Eucalyptus × tokwa

Scientific classification
- Kingdom: Plantae
- Clade: Tracheophytes
- Clade: Angiosperms
- Clade: Eudicots
- Clade: Rosids
- Order: Myrtales
- Family: Myrtaceae
- Genus: Eucalyptus
- Species: E. × tokwa
- Binomial name: Eucalyptus × tokwa D.J.Carr & S.G.M.Carr

= Eucalyptus × tokwa =

- Genus: Eucalyptus
- Species: × tokwa
- Authority: D.J.Carr & S.G.M.Carr

Species of eucalyptus

Eucalyptus × tokwa is a species of tree that is endemic to Queensland.

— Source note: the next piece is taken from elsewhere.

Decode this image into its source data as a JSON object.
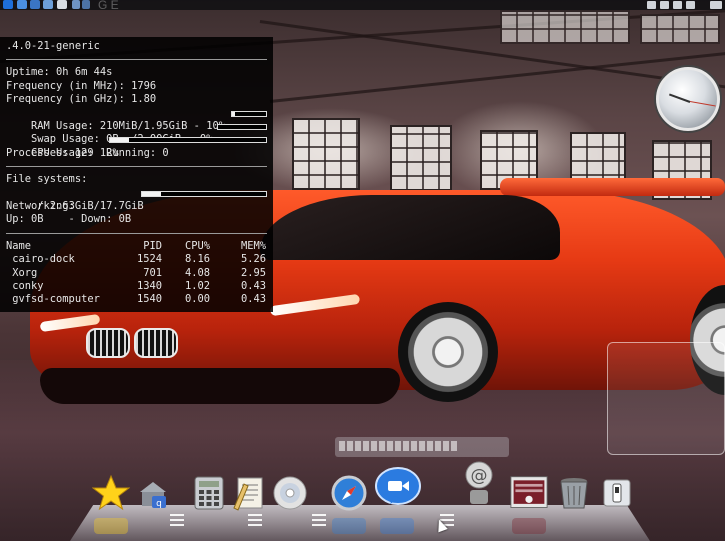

Eucalyptus tokwa was first formally described in 1987 by Denis John Carr and Stella Grace Maisie Carr from specimens collected "about 6 km from Tokwa on [the] old road from Morehead, Western District, Papua-New Guinea". The description was published in Eucalyptus II - The rubber cuticle, and other studies of the Corymbosae. In 1995, Ken Hill and Lawrie Johnson suggested that E. × tokwa is a hybrid between Corymbia latifolia and C. novoguinensis and that interpretation is accepted by the Australian Plant Census.